The educational wing of the school is shaped like an "H". The school is surrounded by retaining ponds, which are fitted with geothermal heat pumps that regulate the temperature of the school during the year. This is saving the school thousands each year in heating and cooling costs.

==Academics==
Advanced Placement (AP) classes offered at Fond du Lac High School include calculus, chemistry, physics, psychology, U.S. politics and government, biology, U.S. History, statistics, computer science, music theory, language and composition, and literature and composition.
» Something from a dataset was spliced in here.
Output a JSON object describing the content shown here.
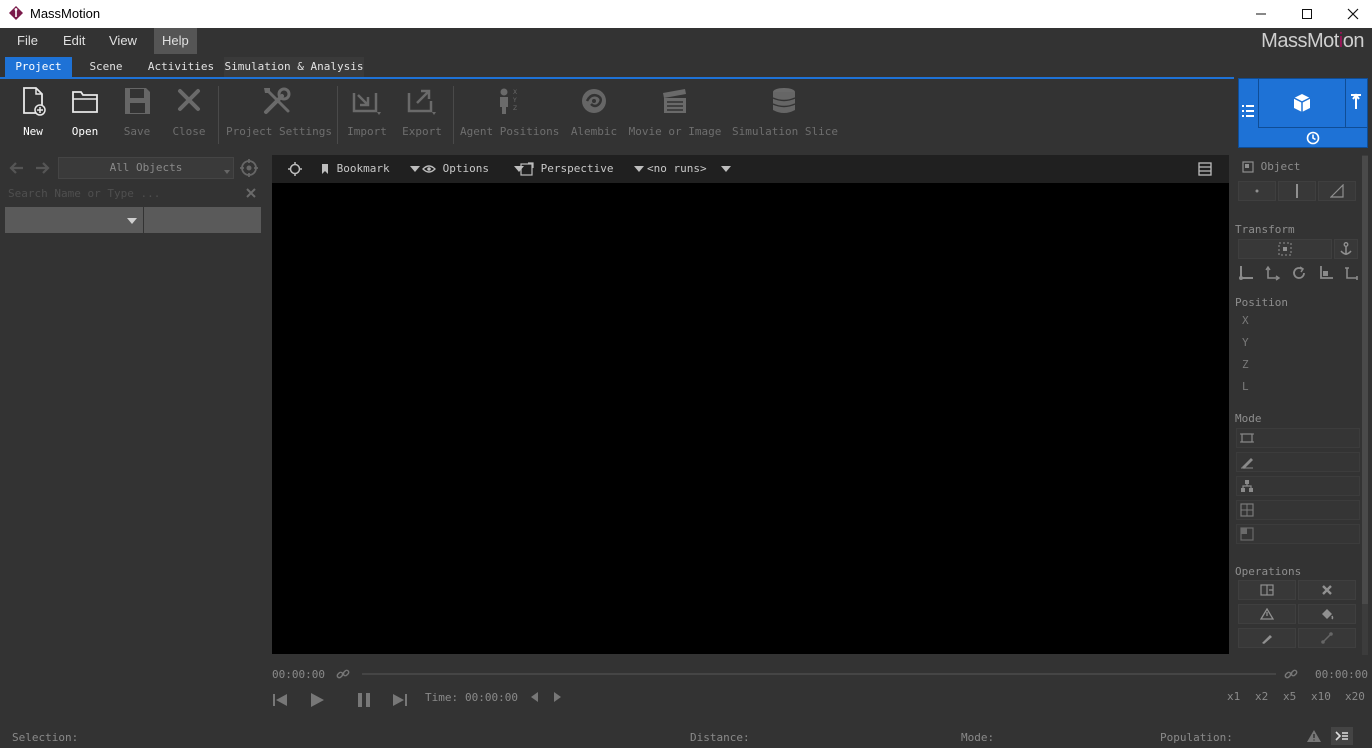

A few CAPP (Cooperative Academic Partnership Programs) and other concurrent enrollment options are offered by the University of Wisconsin–Oshkosh.

==Athletics==
The school competes in the Fox Valley Association conference in all sports except football, which is in the Valley Football Association. 24 sports are currently offered:

| Fall | Winter | Spring |
|---|---|---|
| Girls' Swimming and Diving | Boys' Basketball | Baseball |
| Girls' Cross Country | Girls' Basketball | Softball |
| Boys' Cross Country | Girls' Hockey | Girls' Track |
| Boys' Volleyball | Boys' Hockey | Boys' Track |
| Girls' Volleyball | Wrestling | Girls' Soccer |
| Girls' Tennis | Boys' Swimming and Diving | Boys' Golf |
| Boys' Soccer |  |  |
| Girls' Golf |  |  |
| Football |  |  |
| Dance |  |  |
| Cheer |  |  |

The football team is notable for having ended two of the longest winning streaks in Wisconsin high school history. On October 31, 1987, the Cardinals ended the then-record 48-game winning streak of Manitowoc Lincoln Ships with a 27–15 victory at Fruth Field in Fond du Lac in the sectional final (quarterfinals) of the WIAA playoffs. On August 17, 2018, the Cardinals again snapped a record winning streak, this one the 70-game winning streak of the Kimberly Papermakers, with a 31–28 victory in Kimberly.

==Controversy==
In 2014, following publication of an article in the school newspaper about the rape culture in the school, the principal announced that all articles written for the school paper would require his approval before publication. The change in the school's policy led to a petition to reverse the policy change, a student sit-in, and national media attention. The principal resigned at the end of the 2014 school year.

==Notable alumni==

- Braelon Allen, NFL running back for the New York Jets
- Travis Diener, 2001, former professional basketball player
- Jim Dilling, national champion high jumper
- Bill Guilfoile, American professional baseball public relations executive
- Josh Kaul, 1999, Wisconsin Attorney General
- Ann Klapperich, former professional basketball player
- Kate Everest Levi (1859–1939), social worker, first woman Ph.D. from the University of Wisconsin
- Scott McCallum, 1969, 43rd governor of Wisconsin, 41st Lieutenant Governor and 18th District State Senator
- Charles Henry Morgan, U.S. Representative from Missouri
- John Abner Race, U.S. Representative, 1965–1967
- Cory Raymer, former professional football player for the Washington Redskins and San Diego Chargers of the NFL.